Chase officially said Tuesday it plans to reissue all its debit cards to include embedded microchips aimed at helping to reduce fraud.
The Chicago Tribune first reported the move last month.
Such technology is prevalent in many other countries and is expected to become the standard for payments in the U.S. The cards that have until now been most commonly used in the U.S., which rely on magnetic strips that store personal information, can be more easily counterfeited or copied.
A chip transaction adds another layer of security because each time the card is used, it produces a single-use code validating the transaction, making account information more difficult to steal.
Chip cards have significantly cut into fraud around the world. For example, in the United Kingdom, card fraud in stores dropped by 75 percent from 2004 — when a large-scale rollout began — to 2012, said Zilvinas Bareisis, a senior analyst for Celent, a consulting firm to the financial-services industry.
Here’s how the new cards work: Instead of swiping the card, shoppers insert it into a slot and leave it there until the purchase is completed with a signed signature or by punching in a personal identification number. The PIN is considered a better verification method than a signature, said Bareisis.
Most chip cards in Europe also still have magnetic strips, so they can be used at terminals that accept only those types of cards.

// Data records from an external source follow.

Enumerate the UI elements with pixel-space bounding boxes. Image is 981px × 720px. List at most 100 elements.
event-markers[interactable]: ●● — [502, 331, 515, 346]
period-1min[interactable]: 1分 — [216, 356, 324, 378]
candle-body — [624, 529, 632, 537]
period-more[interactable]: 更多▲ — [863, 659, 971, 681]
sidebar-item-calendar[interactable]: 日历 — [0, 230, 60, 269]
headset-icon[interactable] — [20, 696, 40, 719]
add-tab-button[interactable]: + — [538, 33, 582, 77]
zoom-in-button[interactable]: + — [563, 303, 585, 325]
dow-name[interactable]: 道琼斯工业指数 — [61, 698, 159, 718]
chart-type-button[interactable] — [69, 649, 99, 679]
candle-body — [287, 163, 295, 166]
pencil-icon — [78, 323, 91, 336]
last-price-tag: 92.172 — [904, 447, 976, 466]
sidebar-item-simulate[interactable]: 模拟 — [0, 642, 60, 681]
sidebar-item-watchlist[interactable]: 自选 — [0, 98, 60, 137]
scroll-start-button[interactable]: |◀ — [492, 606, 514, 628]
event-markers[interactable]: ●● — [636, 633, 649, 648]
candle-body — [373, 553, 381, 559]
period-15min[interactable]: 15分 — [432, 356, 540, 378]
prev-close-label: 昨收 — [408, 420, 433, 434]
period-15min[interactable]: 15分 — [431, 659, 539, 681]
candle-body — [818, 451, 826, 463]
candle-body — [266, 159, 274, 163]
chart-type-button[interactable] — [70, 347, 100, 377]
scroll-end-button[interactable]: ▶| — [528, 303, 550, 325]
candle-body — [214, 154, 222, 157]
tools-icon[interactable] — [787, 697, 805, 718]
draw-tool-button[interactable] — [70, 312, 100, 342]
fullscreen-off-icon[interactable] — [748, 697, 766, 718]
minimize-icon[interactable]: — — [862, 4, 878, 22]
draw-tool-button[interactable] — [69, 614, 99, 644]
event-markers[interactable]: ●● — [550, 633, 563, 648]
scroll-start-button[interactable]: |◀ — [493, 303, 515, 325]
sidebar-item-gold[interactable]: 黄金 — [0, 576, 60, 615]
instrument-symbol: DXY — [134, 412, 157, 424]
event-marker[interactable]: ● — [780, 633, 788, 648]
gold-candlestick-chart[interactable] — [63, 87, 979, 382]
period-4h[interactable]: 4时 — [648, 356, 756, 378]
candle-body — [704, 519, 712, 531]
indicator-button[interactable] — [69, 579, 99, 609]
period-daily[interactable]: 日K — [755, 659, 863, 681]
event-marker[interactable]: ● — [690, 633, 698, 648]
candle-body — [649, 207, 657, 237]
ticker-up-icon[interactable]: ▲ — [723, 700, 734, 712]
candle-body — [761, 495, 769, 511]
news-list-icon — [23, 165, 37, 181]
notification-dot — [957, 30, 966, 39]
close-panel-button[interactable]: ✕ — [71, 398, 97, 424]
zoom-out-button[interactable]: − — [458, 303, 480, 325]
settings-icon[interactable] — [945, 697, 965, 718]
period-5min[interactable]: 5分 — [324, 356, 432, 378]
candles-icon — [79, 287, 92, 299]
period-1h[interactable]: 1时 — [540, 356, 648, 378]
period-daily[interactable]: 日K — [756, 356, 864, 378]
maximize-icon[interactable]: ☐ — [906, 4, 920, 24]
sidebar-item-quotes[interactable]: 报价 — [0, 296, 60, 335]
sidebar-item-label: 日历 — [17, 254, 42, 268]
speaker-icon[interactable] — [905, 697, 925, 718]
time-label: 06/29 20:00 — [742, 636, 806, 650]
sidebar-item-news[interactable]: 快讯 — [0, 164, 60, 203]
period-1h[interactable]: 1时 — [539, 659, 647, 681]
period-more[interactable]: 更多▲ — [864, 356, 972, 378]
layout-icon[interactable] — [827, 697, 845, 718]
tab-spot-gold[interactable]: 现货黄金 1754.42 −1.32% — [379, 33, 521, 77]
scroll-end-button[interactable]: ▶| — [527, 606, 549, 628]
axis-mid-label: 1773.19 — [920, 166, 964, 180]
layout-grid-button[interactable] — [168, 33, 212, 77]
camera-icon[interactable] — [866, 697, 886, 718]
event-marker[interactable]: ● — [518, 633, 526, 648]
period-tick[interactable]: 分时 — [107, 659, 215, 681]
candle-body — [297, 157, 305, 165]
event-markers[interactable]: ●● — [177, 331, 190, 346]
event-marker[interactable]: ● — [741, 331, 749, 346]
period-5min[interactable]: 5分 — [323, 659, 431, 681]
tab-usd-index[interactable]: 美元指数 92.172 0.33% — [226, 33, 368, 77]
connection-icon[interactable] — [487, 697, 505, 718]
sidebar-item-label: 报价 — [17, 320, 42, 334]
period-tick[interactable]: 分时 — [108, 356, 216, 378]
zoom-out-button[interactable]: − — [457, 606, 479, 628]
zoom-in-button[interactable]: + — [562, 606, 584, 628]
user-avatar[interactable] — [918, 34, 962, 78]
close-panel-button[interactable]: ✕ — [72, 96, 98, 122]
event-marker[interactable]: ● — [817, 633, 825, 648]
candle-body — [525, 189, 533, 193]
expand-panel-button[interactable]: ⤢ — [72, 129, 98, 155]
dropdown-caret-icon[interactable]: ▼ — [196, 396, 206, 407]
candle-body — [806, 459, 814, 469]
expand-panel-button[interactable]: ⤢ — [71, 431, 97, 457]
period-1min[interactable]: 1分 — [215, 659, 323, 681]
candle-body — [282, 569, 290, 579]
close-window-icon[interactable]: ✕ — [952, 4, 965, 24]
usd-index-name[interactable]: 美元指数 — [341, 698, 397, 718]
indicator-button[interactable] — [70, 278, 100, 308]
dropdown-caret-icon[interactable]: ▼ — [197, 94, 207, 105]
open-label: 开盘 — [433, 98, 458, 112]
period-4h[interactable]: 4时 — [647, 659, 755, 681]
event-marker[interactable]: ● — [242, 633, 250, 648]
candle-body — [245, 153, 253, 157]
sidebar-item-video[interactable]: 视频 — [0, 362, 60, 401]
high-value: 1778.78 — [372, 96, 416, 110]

That will also be the case with the reissued Chase cards, because it will take a while for U.S. retailers to add chip readers. Major retailers are expected to move more quickly to the new technology, while smaller stores will probably lag.
A December 2014 report by the Payments Security Task Force, whose members include Visa, Bank of America and Discover, estimates that 47 percent of U.S. terminals will accept chip cards by the end of 2015.

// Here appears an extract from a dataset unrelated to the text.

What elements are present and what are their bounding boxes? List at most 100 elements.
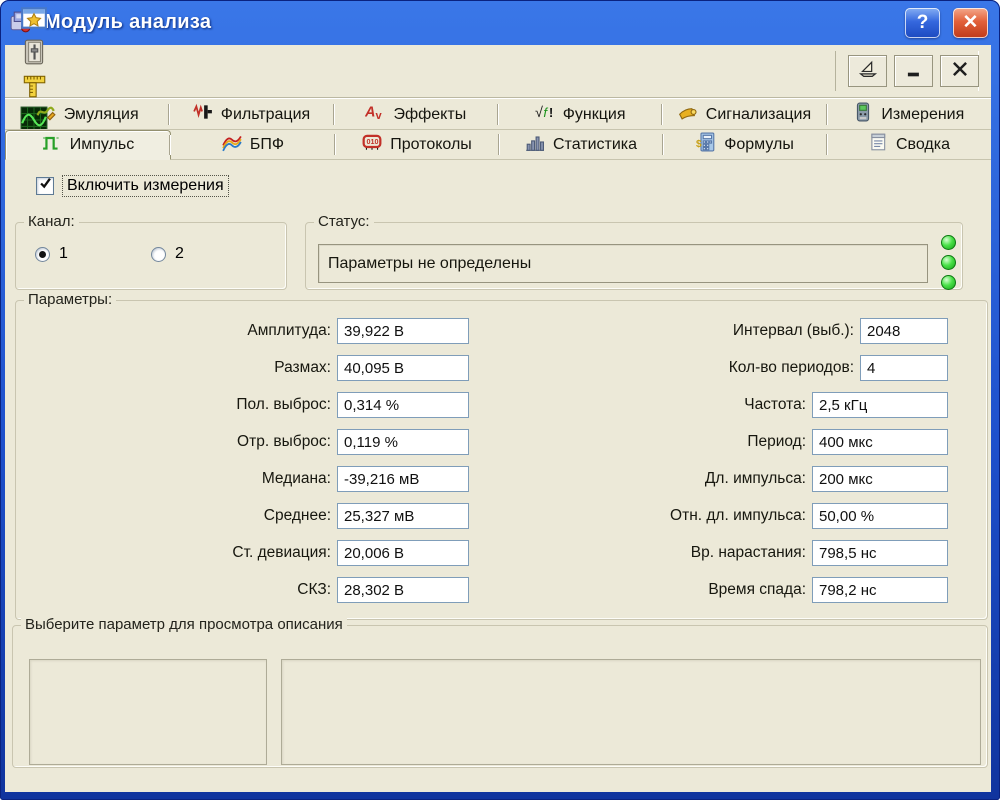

“The size of the U.S. market, however, suggests that at least three to five years will be needed to reach full maturity of chip-card acceptance,” the report said.
If the chip card is used in a chip terminal, the fact that it also has a magnetic strip is irrelevant, said Bareisis. “It’s not used in the transaction, so therefore the card is not vulnerable,” he said.
If the card is used in a regular magnetic-strip reader, it will be more vulnerable, he said.
Chase said its rollout in Chicago will be followed nationally.
Other banks are slowly introducing chip cards. BMO Harris Bank said it recently began issuing chip debit cards. Any new or replacement debit cards include chips, spokesman Patrick O’Herlihy said.
Bank of America started adding the chips to its credit cards in 2012 and to consumer and small-business debit cards in October 2014. The chip cards are included on new accounts, and on existing accounts when cards need to be replaced.
Brent Tischler, director of payments and direct channels at Associated Bank, said the institution plans a rollout of chip debit cards this summer. Associated Bank initially will issue chip cards to replace expired cards and lost or stolen cards.
“While we’re not planning to complete a full customer mass reissue of our debit cards before the end of 2015, we do have flexibility to accelerate our phased rollout if necessary,” Tischler said.
Chase spokeswoman Christine Holevas said that “several” of its credit cards have been reissued with the chips, and that the rollout will continue throughout the year. Credit-card customers will be sent a new card, or they may request one sooner, Holevas said.
The more-secure cards are more costly for banks.
Cards with magnetic strips cost 25 cents to 65 cents, with an additional 25 cents to 45 cents to personalize them, Bareisis said. The chip cards generally start at $2.25 apiece. Magnetic-strip cards, however, must be reissued when fraud occurs, so their costs can add up, he said.